Я не мог перечить Брату Савелию. Все его слова несли в себе правду, но… то, что он делает с людьми — неправильно! Я знаю это! Просто я не могу доказать это ему! И… я не мог доказать свою правду. Я мог лишь наблюдать за жестокостью Брата своего. Как он, вместе с нашими Братьями и Сестрами, утаскивают, возможно, невинных людей на костры. Вырезают их, словно скот. Когда я увидел юную мать с младенцем, у которой забирают невинное чадо, а её саму — привязывают к деревянному брусу….
Моё сердце не выдержало подобного безобразия. Я хотел вмешаться, но Брат Савелий остановил меня и приказал Брату Аместолию помочь ему в этом. Меня держали за плечи и руки. Не давали мне двинуться с места. Мои попытки сопротивляться были тщетны, и каждая подобная попытка вознаграждалась лёгкой усмешкой Брата Савелия. И пока Братья зажигали Порядком костры, он промолвил:
— «Ты слишком уж мягкотелый, братец. Сердце твоё — хрупкое и нежное. Тебе пора привыкнуть к суровым реалиям мира нашего. Закалить своё сердце и нервы верой нерушимой. И именно тогда, братец… Именно тогда ты поймёшь всю боль нашего существования! Нашей веры!»
Братья зажгли костры священные, и душераздирающие крики… разбили меня окончательно. Я не отрывал глаз от этой ужасной картины: Матеря и дети, грешники и пресвятые мученики… Все они горели в одном костре. Одежды обращались в пепел, обугленная кожа очерняла их. Запах жжёной ткани, хвороста и плоти заставляли мои колени дрожать, а глаза — слезиться.

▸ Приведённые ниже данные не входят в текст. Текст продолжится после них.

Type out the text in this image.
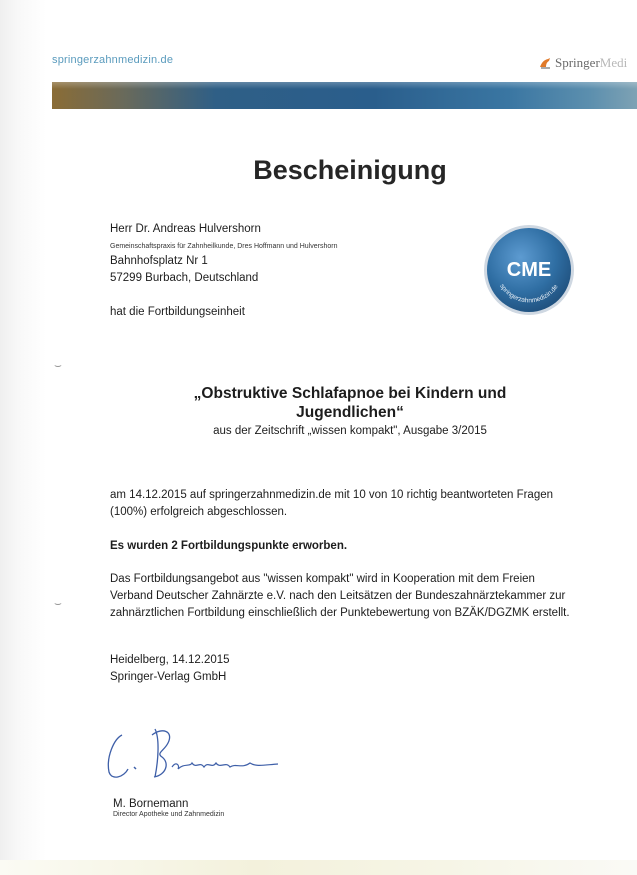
springerzahnmedizin.de	Springer Medi
Bescheinigung
Herr Dr. Andreas Hulvershorn
Gemeinschaftspraxis für Zahnheilkunde, Dres Hoffmann und Hulvershorn
Bahnhofsplatz Nr 1
57299 Burbach, Deutschland
hat die Fortbildungseinheit
CME
springerzahnmedizin.de
⌣
⌣
„Obstruktive Schlafapnoe bei Kindern und
Jugendlichen“
aus der Zeitschrift „wissen kompakt", Ausgabe 3/2015
am 14.12.2015 auf springerzahnmedizin.de mit 10 von 10 richtig beantworteten Fragen (100%) erfolgreich abgeschlossen.
Es wurden 2 Fortbildungspunkte erworben.
Das Fortbildungsangebot aus "wissen kompakt" wird in Kooperation mit dem Freien Verband Deutscher Zahnärzte e.V. nach den Leitsätzen der Bundeszahnärztekammer zur zahnärztlichen Fortbildung einschließlich der Punktebewertung von BZÄK/DGZMK erstellt.
Heidelberg, 14.12.2015
Springer-Verlag GmbH
M. Bornemann
Director Apotheke und Zahnmedizin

Я был в ужасе. Неужели… именно этим занимаются Рыцари Ордена? Судьи — Инквизиторы? Неужели мы только и делаем, что сжигаем людей? Виновных и Чистых? Святых и порочных? Эти… методы… Я не понимал их. Отрицал их! Суд наш должен быть честным! Праведным! Мы лишь очерняем сердца людей страхом! Да… Я вижу теперь в глазах крестьян страх. Они боятся нас! Боятся праведных слов моих Братьев и Сестёр! Даже сейчас, когда мы возносим души мёртвых на небеса своими песнопениями, открепив от поясов цепи серебряные и взяв в руки священные письмена, что висят на цепях этих…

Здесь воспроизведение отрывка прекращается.